A metric is a numeric time-series — a value plus a timestamp plus a set of tags. Use metrics for anything you’d put on a chart: request counts, error rates, latencies, queue depths, business KPIs.

  • You want to alert on a numeric threshold (error_rate > 1%, queue_depth > 1000).
  • You want a chart over time, optionally split by a tag (requests by region).
  • You’re sending data with high cardinality you can’t afford to log every event of (e.g. 10K req/s).
  • For one-off events with rich context — that’s a log.
  • For arbitrary, high-cardinality data (per-user IDs, full URLs). Tag explosion will hurt query performance and your bill.

Current value of something. The value goes up and down independently.

{
"type": "gauge",
"name": "queue.depth",
"value": 42,
"tags": { "queue": "orders" }
}

Examples: queue depth, connection pool size, in-flight requests, memory usage.

Monotonically increasing value. SiteQwality computes deltas/rates server-side.

{
"type": "counter",
"name": "http.requests.total",
"value": 1,
"tags": { "method": "GET", "status": "200" }
}

Examples: requests served, errors, jobs processed.

Distribution of values bucketed by an upper bound (le). Same shape as Prometheus histograms.

{
"type": "histogram",
"name": "http.request.duration_ms",
"buckets": [
{ "le": "10", "count": 0 },
{ "le": "50", "count": 5 },
{ "le": "100", "count": 12 },
{ "le": "500", "count": 18 },
{ "le": "+Inf", "count": 20 }
],
"sum": 4250,
"count": 20,
"tags": { "endpoint": "/api/checkout" }
}

Examples: request latency, request body size, computation time.

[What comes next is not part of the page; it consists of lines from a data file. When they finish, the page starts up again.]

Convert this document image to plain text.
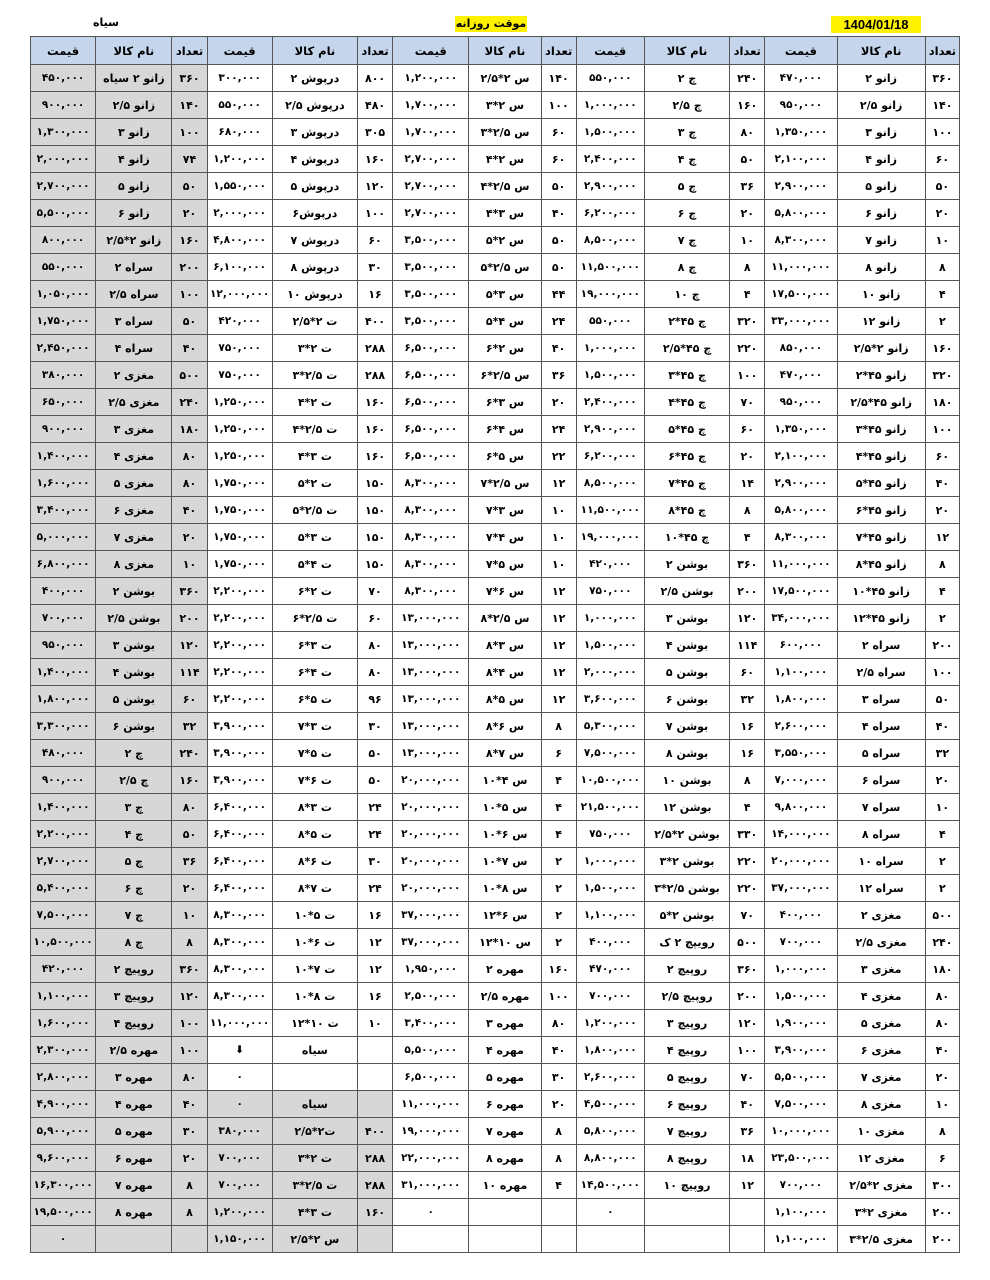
سیاه	موقت روزانه	1404/01/18
قیمت	نام کالا	تعداد	قیمت	نام کالا	تعداد	قیمت	نام کالا	تعداد	قیمت	نام کالا	تعداد	قیمت	نام کالا	تعداد
۴۵۰,۰۰۰	زانو ۲ سیاه	۳۶۰	۳۰۰,۰۰۰	درپوش ۲	۸۰۰	۱,۲۰۰,۰۰۰	س ۲*۲/۵	۱۴۰	۵۵۰,۰۰۰	چ ۲	۲۴۰	۴۷۰,۰۰۰	زانو ۲	۳۶۰
۹۰۰,۰۰۰	زانو ۲/۵	۱۴۰	۵۵۰,۰۰۰	درپوش ۲/۵	۴۸۰	۱,۷۰۰,۰۰۰	س ۲*۳	۱۰۰	۱,۰۰۰,۰۰۰	چ ۲/۵	۱۶۰	۹۵۰,۰۰۰	زانو ۲/۵	۱۴۰
۱,۳۰۰,۰۰۰	زانو ۳	۱۰۰	۶۸۰,۰۰۰	درپوش ۳	۳۰۵	۱,۷۰۰,۰۰۰	س ۲/۵*۳	۶۰	۱,۵۰۰,۰۰۰	چ ۳	۸۰	۱,۳۵۰,۰۰۰	زانو ۳	۱۰۰
۲,۰۰۰,۰۰۰	زانو ۴	۷۴	۱,۲۰۰,۰۰۰	درپوش ۴	۱۶۰	۲,۷۰۰,۰۰۰	س ۲*۴	۶۰	۲,۴۰۰,۰۰۰	چ ۴	۵۰	۲,۱۰۰,۰۰۰	زانو ۴	۶۰
۲,۷۰۰,۰۰۰	زانو ۵	۵۰	۱,۵۵۰,۰۰۰	درپوش ۵	۱۲۰	۲,۷۰۰,۰۰۰	س ۲/۵*۴	۵۰	۲,۹۰۰,۰۰۰	چ ۵	۳۶	۲,۹۰۰,۰۰۰	زانو ۵	۵۰
۵,۵۰۰,۰۰۰	زانو ۶	۲۰	۲,۰۰۰,۰۰۰	درپوش۶	۱۰۰	۲,۷۰۰,۰۰۰	س ۳*۴	۴۰	۶,۲۰۰,۰۰۰	چ ۶	۲۰	۵,۸۰۰,۰۰۰	زانو ۶	۲۰
۸۰۰,۰۰۰	زانو ۲*۲/۵	۱۶۰	۴,۸۰۰,۰۰۰	درپوش ۷	۶۰	۳,۵۰۰,۰۰۰	س ۲*۵	۵۰	۸,۵۰۰,۰۰۰	چ ۷	۱۰	۸,۳۰۰,۰۰۰	زانو ۷	۱۰
۵۵۰,۰۰۰	سراه ۲	۲۰۰	۶,۱۰۰,۰۰۰	درپوش ۸	۳۰	۳,۵۰۰,۰۰۰	س ۲/۵*۵	۵۰	۱۱,۵۰۰,۰۰۰	چ ۸	۸	۱۱,۰۰۰,۰۰۰	زانو ۸	۸
۱,۰۵۰,۰۰۰	سراه ۲/۵	۱۰۰	۱۲,۰۰۰,۰۰۰	درپوش ۱۰	۱۶	۳,۵۰۰,۰۰۰	س ۳*۵	۴۴	۱۹,۰۰۰,۰۰۰	چ ۱۰	۴	۱۷,۵۰۰,۰۰۰	زانو ۱۰	۴
۱,۷۵۰,۰۰۰	سراه ۳	۵۰	۴۲۰,۰۰۰	ت ۲*۲/۵	۴۰۰	۳,۵۰۰,۰۰۰	س ۴*۵	۲۴	۵۵۰,۰۰۰	چ ۴۵*۲	۳۲۰	۳۳,۰۰۰,۰۰۰	زانو ۱۲	۲
۲,۴۵۰,۰۰۰	سراه ۴	۴۰	۷۵۰,۰۰۰	ت ۲*۳	۲۸۸	۶,۵۰۰,۰۰۰	س ۲*۶	۴۰	۱,۰۰۰,۰۰۰	چ ۴۵*۲/۵	۲۲۰	۸۵۰,۰۰۰	زانو ۲*۲/۵	۱۶۰
۳۸۰,۰۰۰	مغزی ۲	۵۰۰	۷۵۰,۰۰۰	ت ۲/۵*۳	۲۸۸	۶,۵۰۰,۰۰۰	س ۲/۵*۶	۳۶	۱,۵۰۰,۰۰۰	چ ۴۵*۳	۱۰۰	۴۷۰,۰۰۰	زانو ۴۵*۲	۳۲۰
۶۵۰,۰۰۰	مغزی ۲/۵	۲۴۰	۱,۲۵۰,۰۰۰	ت ۲*۴	۱۶۰	۶,۵۰۰,۰۰۰	س ۳*۶	۲۰	۲,۴۰۰,۰۰۰	چ ۴۵*۴	۷۰	۹۵۰,۰۰۰	زانو ۴۵*۲/۵	۱۸۰
۹۰۰,۰۰۰	مغزی ۳	۱۸۰	۱,۲۵۰,۰۰۰	ت ۲/۵*۴	۱۶۰	۶,۵۰۰,۰۰۰	س ۴*۶	۲۴	۲,۹۰۰,۰۰۰	چ ۴۵*۵	۶۰	۱,۳۵۰,۰۰۰	زانو ۴۵*۳	۱۰۰
۱,۴۰۰,۰۰۰	مغزی ۴	۸۰	۱,۲۵۰,۰۰۰	ت ۳*۴	۱۶۰	۶,۵۰۰,۰۰۰	س ۵*۶	۲۲	۶,۲۰۰,۰۰۰	چ ۴۵*۶	۲۰	۲,۱۰۰,۰۰۰	زانو ۴۵*۴	۶۰
۱,۶۰۰,۰۰۰	مغزی ۵	۸۰	۱,۷۵۰,۰۰۰	ت ۲*۵	۱۵۰	۸,۳۰۰,۰۰۰	س ۲/۵*۷	۱۲	۸,۵۰۰,۰۰۰	چ ۴۵*۷	۱۴	۲,۹۰۰,۰۰۰	زانو ۴۵*۵	۴۰
۳,۴۰۰,۰۰۰	مغزی ۶	۴۰	۱,۷۵۰,۰۰۰	ت ۲/۵*۵	۱۵۰	۸,۳۰۰,۰۰۰	س ۳*۷	۱۰	۱۱,۵۰۰,۰۰۰	چ ۴۵*۸	۸	۵,۸۰۰,۰۰۰	زانو ۴۵*۶	۲۰
۵,۰۰۰,۰۰۰	مغزی ۷	۲۰	۱,۷۵۰,۰۰۰	ت ۳*۵	۱۵۰	۸,۳۰۰,۰۰۰	س ۴*۷	۱۰	۱۹,۰۰۰,۰۰۰	چ ۴۵*۱۰	۴	۸,۳۰۰,۰۰۰	زانو ۴۵*۷	۱۲
۶,۸۰۰,۰۰۰	مغزی ۸	۱۰	۱,۷۵۰,۰۰۰	ت ۴*۵	۱۵۰	۸,۳۰۰,۰۰۰	س ۵*۷	۱۰	۴۲۰,۰۰۰	بوشن ۲	۳۶۰	۱۱,۰۰۰,۰۰۰	زانو ۴۵*۸	۸
۴۰۰,۰۰۰	بوشن ۲	۳۶۰	۲,۲۰۰,۰۰۰	ت ۲*۶	۷۰	۸,۳۰۰,۰۰۰	س ۶*۷	۱۲	۷۵۰,۰۰۰	بوشن ۲/۵	۲۰۰	۱۷,۵۰۰,۰۰۰	زانو ۴۵*۱۰	۴
۷۰۰,۰۰۰	بوشن ۲/۵	۲۰۰	۲,۲۰۰,۰۰۰	ت ۲/۵*۶	۶۰	۱۳,۰۰۰,۰۰۰	س ۲/۵*۸	۱۲	۱,۰۰۰,۰۰۰	بوشن ۳	۱۲۰	۳۴,۰۰۰,۰۰۰	زانو ۴۵*۱۲	۲
۹۵۰,۰۰۰	بوشن ۳	۱۲۰	۲,۲۰۰,۰۰۰	ت ۳*۶	۸۰	۱۳,۰۰۰,۰۰۰	س ۳*۸	۱۲	۱,۵۰۰,۰۰۰	بوشن ۴	۱۱۴	۶۰۰,۰۰۰	سراه ۲	۲۰۰
۱,۴۰۰,۰۰۰	بوشن ۴	۱۱۴	۲,۲۰۰,۰۰۰	ت ۴*۶	۸۰	۱۳,۰۰۰,۰۰۰	س ۴*۸	۱۲	۲,۰۰۰,۰۰۰	بوشن ۵	۶۰	۱,۱۰۰,۰۰۰	سراه ۲/۵	۱۰۰
۱,۸۰۰,۰۰۰	بوشن ۵	۶۰	۲,۲۰۰,۰۰۰	ت ۵*۶	۹۶	۱۳,۰۰۰,۰۰۰	س ۵*۸	۱۲	۳,۶۰۰,۰۰۰	بوشن ۶	۳۲	۱,۸۰۰,۰۰۰	سراه ۳	۵۰
۳,۳۰۰,۰۰۰	بوشن ۶	۳۲	۳,۹۰۰,۰۰۰	ت ۳*۷	۳۰	۱۳,۰۰۰,۰۰۰	س ۶*۸	۸	۵,۳۰۰,۰۰۰	بوشن ۷	۱۶	۲,۶۰۰,۰۰۰	سراه ۴	۴۰
۴۸۰,۰۰۰	چ ۲	۲۴۰	۳,۹۰۰,۰۰۰	ت ۵*۷	۵۰	۱۳,۰۰۰,۰۰۰	س ۷*۸	۶	۷,۵۰۰,۰۰۰	بوشن ۸	۱۶	۳,۵۵۰,۰۰۰	سراه ۵	۳۲
۹۰۰,۰۰۰	چ ۲/۵	۱۶۰	۳,۹۰۰,۰۰۰	ت ۶*۷	۵۰	۲۰,۰۰۰,۰۰۰	س ۴*۱۰	۴	۱۰,۵۰۰,۰۰۰	بوشن ۱۰	۸	۷,۰۰۰,۰۰۰	سراه ۶	۲۰
۱,۴۰۰,۰۰۰	چ ۳	۸۰	۶,۴۰۰,۰۰۰	ت ۳*۸	۲۴	۲۰,۰۰۰,۰۰۰	س ۵*۱۰	۴	۲۱,۵۰۰,۰۰۰	بوشن ۱۲	۴	۹,۸۰۰,۰۰۰	سراه ۷	۱۰
۲,۲۰۰,۰۰۰	چ ۴	۵۰	۶,۴۰۰,۰۰۰	ت ۵*۸	۲۴	۲۰,۰۰۰,۰۰۰	س ۶*۱۰	۴	۷۵۰,۰۰۰	بوشن ۲*۲/۵	۳۳۰	۱۴,۰۰۰,۰۰۰	سراه ۸	۴
۲,۷۰۰,۰۰۰	چ ۵	۳۶	۶,۴۰۰,۰۰۰	ت ۶*۸	۳۰	۲۰,۰۰۰,۰۰۰	س ۷*۱۰	۲	۱,۰۰۰,۰۰۰	بوشن ۲*۳	۲۲۰	۲۰,۰۰۰,۰۰۰	سراه ۱۰	۲
۵,۴۰۰,۰۰۰	چ ۶	۲۰	۶,۴۰۰,۰۰۰	ت ۷*۸	۲۴	۲۰,۰۰۰,۰۰۰	س ۸*۱۰	۲	۱,۵۰۰,۰۰۰	بوشن ۲/۵*۳	۲۲۰	۳۷,۰۰۰,۰۰۰	سراه ۱۲	۲
۷,۵۰۰,۰۰۰	چ ۷	۱۰	۸,۳۰۰,۰۰۰	ت ۵*۱۰	۱۶	۳۷,۰۰۰,۰۰۰	س ۶*۱۲	۲	۱,۱۰۰,۰۰۰	بوشن ۲*۵	۷۰	۴۰۰,۰۰۰	مغزی ۲	۵۰۰
۱۰,۵۰۰,۰۰۰	چ ۸	۸	۸,۳۰۰,۰۰۰	ت ۶*۱۰	۱۲	۳۷,۰۰۰,۰۰۰	س ۱۰*۱۲	۲	۴۰۰,۰۰۰	رویپچ ۲ ک	۵۰۰	۷۰۰,۰۰۰	مغزی ۲/۵	۲۴۰
۴۲۰,۰۰۰	روپیچ ۲	۳۶۰	۸,۳۰۰,۰۰۰	ت ۷*۱۰	۱۲	۱,۹۵۰,۰۰۰	مهره ۲	۱۶۰	۴۷۰,۰۰۰	روپیچ ۲	۳۶۰	۱,۰۰۰,۰۰۰	مغزی ۳	۱۸۰
۱,۱۰۰,۰۰۰	روپیچ ۳	۱۲۰	۸,۳۰۰,۰۰۰	ت ۸*۱۰	۱۶	۲,۵۰۰,۰۰۰	مهره ۲/۵	۱۰۰	۷۰۰,۰۰۰	روپیچ ۲/۵	۲۰۰	۱,۵۰۰,۰۰۰	مغزی ۴	۸۰
۱,۶۰۰,۰۰۰	روپیچ ۴	۱۰۰	۱۱,۰۰۰,۰۰۰	ت ۱۰*۱۲	۱۰	۳,۴۰۰,۰۰۰	مهره ۳	۸۰	۱,۲۰۰,۰۰۰	روپیچ ۳	۱۲۰	۱,۹۰۰,۰۰۰	مغزی ۵	۸۰
۲,۳۰۰,۰۰۰	مهره ۲/۵	۱۰۰	⬇	سیاه		۵,۵۰۰,۰۰۰	مهره ۴	۴۰	۱,۸۰۰,۰۰۰	روپیچ ۴	۱۰۰	۳,۹۰۰,۰۰۰	مغزی ۶	۴۰
۲,۸۰۰,۰۰۰	مهره ۳	۸۰	۰			۶,۵۰۰,۰۰۰	مهره ۵	۳۰	۲,۶۰۰,۰۰۰	روپیچ ۵	۷۰	۵,۵۰۰,۰۰۰	مغزی ۷	۲۰
۴,۹۰۰,۰۰۰	مهره ۴	۴۰	۰	سیاه		۱۱,۰۰۰,۰۰۰	مهره ۶	۲۰	۴,۵۰۰,۰۰۰	روپیچ ۶	۴۰	۷,۵۰۰,۰۰۰	مغزی ۸	۱۰
۵,۹۰۰,۰۰۰	مهره ۵	۳۰	۳۸۰,۰۰۰	ت۲*۲/۵	۴۰۰	۱۹,۰۰۰,۰۰۰	مهره ۷	۸	۵,۸۰۰,۰۰۰	روپیچ ۷	۳۶	۱۰,۰۰۰,۰۰۰	مغزی ۱۰	۸
۹,۶۰۰,۰۰۰	مهره ۶	۲۰	۷۰۰,۰۰۰	ت ۲*۳	۲۸۸	۲۲,۰۰۰,۰۰۰	مهره ۸	۸	۸,۸۰۰,۰۰۰	روپیچ ۸	۱۸	۲۳,۵۰۰,۰۰۰	مغزی ۱۲	۶
۱۶,۳۰۰,۰۰۰	مهره ۷	۸	۷۰۰,۰۰۰	ت ۲/۵*۳	۲۸۸	۳۱,۰۰۰,۰۰۰	مهره ۱۰	۴	۱۴,۵۰۰,۰۰۰	روپیچ ۱۰	۱۲	۷۰۰,۰۰۰	مغزی ۲*۲/۵	۳۰۰
۱۹,۵۰۰,۰۰۰	مهره ۸	۸	۱,۲۰۰,۰۰۰	ت ۳*۴	۱۶۰	۰			۰			۱,۱۰۰,۰۰۰	مغزی ۲*۳	۲۰۰
۰			۱,۱۵۰,۰۰۰	س ۲*۲/۵								۱,۱۰۰,۰۰۰	مغزی ۲/۵*۳	۲۰۰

Allows p50/p95/p99 queries.

Tags are arbitrary key/value strings. Use them consistently:

TagConvention
serviceLogical service name. service:api, service:billing.
envenv:prod, env:staging, env:dev.
regionregion:us-east-1.
endpointThe route. endpoint:/api/checkout.
status_classstatus_class:2xx rather than per-status-code (which explodes cardinality).

Avoid high-cardinality tags like user IDs, request IDs, or full URLs. The rule of thumb: if it’s unique per request, it’s a log field, not a metric tag.

When querying:

  • avg, min, max, sum — work on any metric type.
  • p50, p95, p99 — only on histograms.
  • rate — only on counters; computes per-second rate over the bucket.

Group by any tag to split the series. Filter by any tag to scope.

Metrics ingestion is billed per data point per month. Histograms count as one data point regardless of bucket count. There’s a hard cap of 1000 metrics per ingest request — batch larger payloads into multiple requests.